Artificial Intelligence and Machine Learning: Fintech Applications and Use Cases
Credit Scoring
Predictive analytics and decision-making capabilities are some of the most significant advantages artificial intelligence and machine learning provide to the financial technology industry. In particular, banking institutions and other fintech firms are able to utilize artificial intelligence and machine learning algorithms to optimize credit scoring and the circulation of finances by providing loans regulated with machine learning-based credit scoring systems instead of standard rule-based systems. While rule-based credit scoring systems operate based on data about age, gender, occupation, and other general information, machine learning-based scoring systems can work with far more delicate attributes and settings that can often not be scored by traditional credit scoring algorithms or human analysis. This allows for a far more reliable and accurate credit score reading for individuals which leads to better decision-making by banking institutions. By taking into consideration an individual’s expense and saving preferences, along with other digital trackers and aspects, banking institutions can make far more personalized decisions about the future performance of loans depending on the individual.

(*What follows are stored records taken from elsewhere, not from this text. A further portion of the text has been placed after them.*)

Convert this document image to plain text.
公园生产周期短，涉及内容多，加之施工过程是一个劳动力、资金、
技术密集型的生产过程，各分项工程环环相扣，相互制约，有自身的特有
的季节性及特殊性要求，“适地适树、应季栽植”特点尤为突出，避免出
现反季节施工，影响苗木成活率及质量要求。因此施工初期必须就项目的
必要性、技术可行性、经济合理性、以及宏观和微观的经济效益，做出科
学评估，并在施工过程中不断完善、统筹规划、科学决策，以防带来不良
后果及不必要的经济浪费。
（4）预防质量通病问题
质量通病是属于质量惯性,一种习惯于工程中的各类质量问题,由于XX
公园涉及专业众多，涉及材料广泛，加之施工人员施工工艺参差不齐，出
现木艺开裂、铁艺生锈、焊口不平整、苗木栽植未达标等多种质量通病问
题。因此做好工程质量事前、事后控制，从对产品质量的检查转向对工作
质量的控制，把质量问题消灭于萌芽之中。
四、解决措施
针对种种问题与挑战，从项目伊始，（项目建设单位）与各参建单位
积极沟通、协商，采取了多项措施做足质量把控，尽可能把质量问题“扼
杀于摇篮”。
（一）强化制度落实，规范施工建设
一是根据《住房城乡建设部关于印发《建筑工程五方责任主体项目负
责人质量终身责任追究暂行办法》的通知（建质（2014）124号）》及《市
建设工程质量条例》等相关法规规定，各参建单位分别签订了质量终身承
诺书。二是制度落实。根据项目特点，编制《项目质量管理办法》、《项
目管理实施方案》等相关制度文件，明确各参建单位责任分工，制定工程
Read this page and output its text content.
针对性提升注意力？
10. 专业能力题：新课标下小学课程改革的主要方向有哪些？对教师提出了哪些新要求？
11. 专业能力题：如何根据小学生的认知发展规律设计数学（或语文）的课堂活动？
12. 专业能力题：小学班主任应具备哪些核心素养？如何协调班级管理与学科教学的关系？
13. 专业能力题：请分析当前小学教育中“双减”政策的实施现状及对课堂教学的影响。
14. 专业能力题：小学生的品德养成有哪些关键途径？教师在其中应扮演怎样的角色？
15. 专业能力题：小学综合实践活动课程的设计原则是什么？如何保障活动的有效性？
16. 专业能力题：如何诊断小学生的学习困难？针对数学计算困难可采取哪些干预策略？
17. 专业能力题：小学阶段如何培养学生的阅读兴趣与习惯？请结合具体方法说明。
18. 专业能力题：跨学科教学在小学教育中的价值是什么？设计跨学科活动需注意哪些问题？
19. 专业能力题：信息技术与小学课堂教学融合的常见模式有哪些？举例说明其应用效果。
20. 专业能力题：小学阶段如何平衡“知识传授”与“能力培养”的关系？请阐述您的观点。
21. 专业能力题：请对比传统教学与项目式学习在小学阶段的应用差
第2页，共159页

Security, risk management, and fraud detection
AI and ML can make security, risk management, and fraud detection easier and much more accurate. AI and ML models can spot suspicious activity and prevent fraud far better than the human eye or non-AI/ML models can. These systems have become a powerful tool to stop money laundering and financial crimes and provide more trust, safety, and reliability to the consumer.
Quantitative and Algorithmic Trading
Quantitative and Algorithmic Trading has never been easier with AI and ML. Systems have been perfected to such a degree that even standard individuals can develop their own quantitative algorithmic trading strategies to execute profitable transactions in the stock market. By conducting research on historical data and building statistical models with AI and ML and machine learning, one can spot potentially profitable investments faster than most other financial models and financial competitors. This technological development has opened unforeseen opportunities for fintech companies enabling them to make any desired number of trading orders on multiple markets while effectively mitigating risk.
Personalized Banking
AI and ML have allowed fintech companies and financial institutions to build greater personal bonds with clients. By tracking a client’s location, time, and expense habits with voluntary consent, fintech applications are able to use AI and ML to predict relevant financial services or products through advertisements that these consumers are more likely to purchase or use.